Psalm 118:22-23 “The stone that the builders rejected has become the cornerstone. This is the Lord’s doing; it is marvelous in our eyes.”

Deuteronomy 6:4-5 ““Hear, O Israel: The Lord our God, the Lord is one. You shall love the Lord your God with all your heart and with all your soul and with all your might.”

Leviticus 19:18 “You shall not take vengeance or bear a grudge against the sons of your own people, but you shall love your neighbor as yourself: I am the Lord.”

Psalm 110:1 “The Lord says to my Lord: ‘Sit at my right hand, until I make your enemies your footstool.’”

Daniel 9:27 “And he shall make a strong covenant with many for one week, and for half of the week he shall put an end to sacrifice and offering. And on the wing of abominations shall come one who makes desolate, until the decreed end is poured out on the desolator.”

Daniel 11:31 “Forces from him shall appear and profane the temple and fortress, and shall take away the regular burnt offering. And they shall set up the abomination that makes desolate.”

Daniel 12:11 “And from the time that the regular burnt offering is taken away and the abomination that makes desolate is set up, there shall be 1,290 days.”

Isaiah 13:10 “For the stars of the heavens and their constellations will not give their light; the sun will be dark at its rising, and the moon will not shed its light.”

I bolded Deuteronomy 6:4-5 because I truly believe it is the key to our Christian walk. When we have that kind of passion for God everything else will fall into place. The fact that it is first found in the OT and then repeated by Jesus shows us the continuity that exists between the testaments.

Devotional Reading for October 12, 2021

Mark 8-10 (The Daily Walk Bible).

Why does Jesus heal the blind man in stages (8:22-26)? The key may be in the constant repetition of term related to “seeing.” He has already reprimanded the disciples for their lack of understanding (8:21). The blind man’s inability to see mirror’s the disciples unclear spiritual perception and becomes an illustration for us.

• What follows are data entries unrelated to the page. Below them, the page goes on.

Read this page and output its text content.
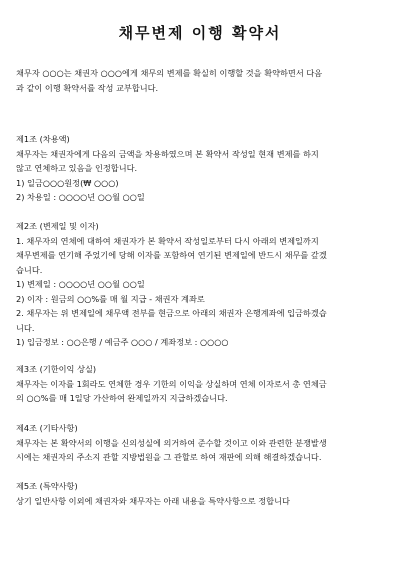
채무변제 이행 확약서
채무자 ○○○는 채권자 ○○○에게 채무의 변제를 확실히 이행할 것을 확약하면서 다음
과 같이 이행 확약서를 작성 교부합니다.
제1조 (차용액)
채무자는 채권자에게 다음의 금액을 차용하였으며 본 확약서 작성일 현재 변제를 하지
않고 연체하고 있음을 인정합니다.
1) 일금○○○원정(₩ ○○○)
2) 차용일 : ○○○○년 ○○월 ○○일
제2조 (변제일 및 이자)
1. 채무자의 연체에 대하여 채권자가 본 확약서 작성일로부터 다시 아래의 변제일까지
채무변제를 연기해 주었기에 당해 이자를 포함하여 연기된 변제일에 반드시 채무를 갚겠
습니다.
1) 변제일 : ○○○○년 ○○월 ○○일
2) 이자 : 원금의 ○○%를 매 월 지급 - 채권자 계좌로
2. 채무자는 위 변제일에 채무액 전부를 현금으로 아래의 채권자 은행계좌에 입금하겠습
니다.
1) 입금정보 : ○○은행 / 예금주 ○○○ / 계좌정보 : ○○○○
제3조 (기한이익 상실)
채무자는 이자를 1회라도 연체한 경우 기한의 이익을 상실하며 연체 이자로서 총 연체금
의 ○○%를 매 1일당 가산하여 완제일까지 지급하겠습니다.
제4조 (기타사항)
채무자는 본 확약서의 이행을 신의성실에 의거하여 준수할 것이고 이와 관련한 분쟁발생
시에는 채권자의 주소지 관할 지방법원을 그 관할로 하여 재판에 의해 해결하겠습니다.
제5조 (특약사항)
상기 일반사항 이외에 채권자와 채무자는 아래 내용을 특약사항으로 정합니다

Jesus’ rebuke of Peter reminds us that Gods is in charge, we aren’t (8:33)! We can only see and understand a little bit, and we need to trust and accept that God has everything under control!

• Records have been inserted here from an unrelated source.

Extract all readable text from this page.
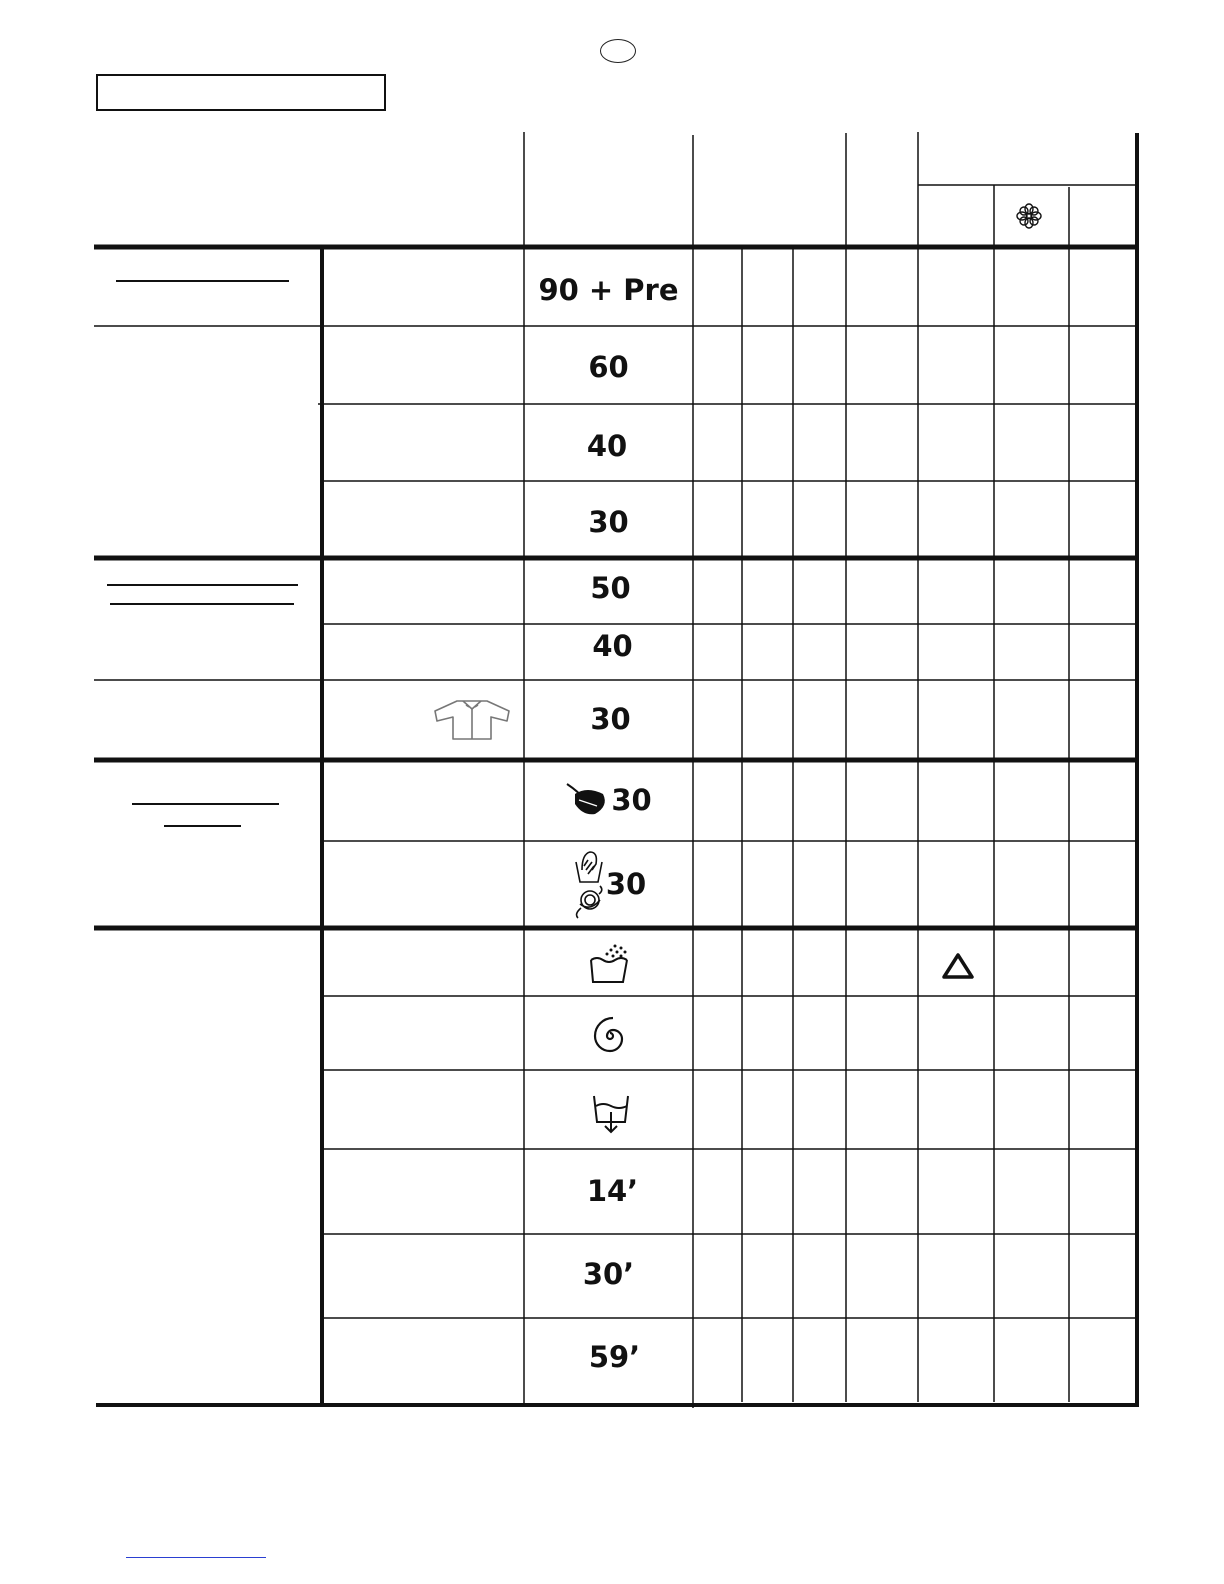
90 + Pre
60
40
30
50
40
30
30
30
14’
30’
59’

9:29 in the NKJV includes the term “fasting” with prayer. Regardless of which way it reads, we’re shown that momentary spirituality isn’t enough: we need to be close to God all the time if we expect to face the trials and problems that come our way.

What words! “Then, calling the crowd to join his disciples, he said, ‘If any of you wants to be my follower, you must give up your own way, take up your cross, and follow me. If you try to hang on to your life, you will lose it. But if you give up your life for my sake and for the sake of the Good News, you will save it’” (8:34-35).

Devotional Reading for October 11, 2021

Mark 4-7 (The Daily Walk Bible).

How is your soil?

The key in the parable of the sower is the soil and its condition. Jesus interprets the various elements of the parable (sower = teacher; seed = Word of God; soil = us), but He says something else later on that may help us to understand it better: “Then he added, ‘Pay close attention to what you hear. The closer you listen, the more understanding you will be given—and you will receive even more. To those who listen to my teaching, more understanding will be given. But for those who are not listening, even what little understanding they have will be taken away from them’” (Mark 4:24-25).

So, how is your soil?!? Is it ready to receive God’s Word? Are we ready to listen? Are we ready to let it challenge us? Are we ready to obey?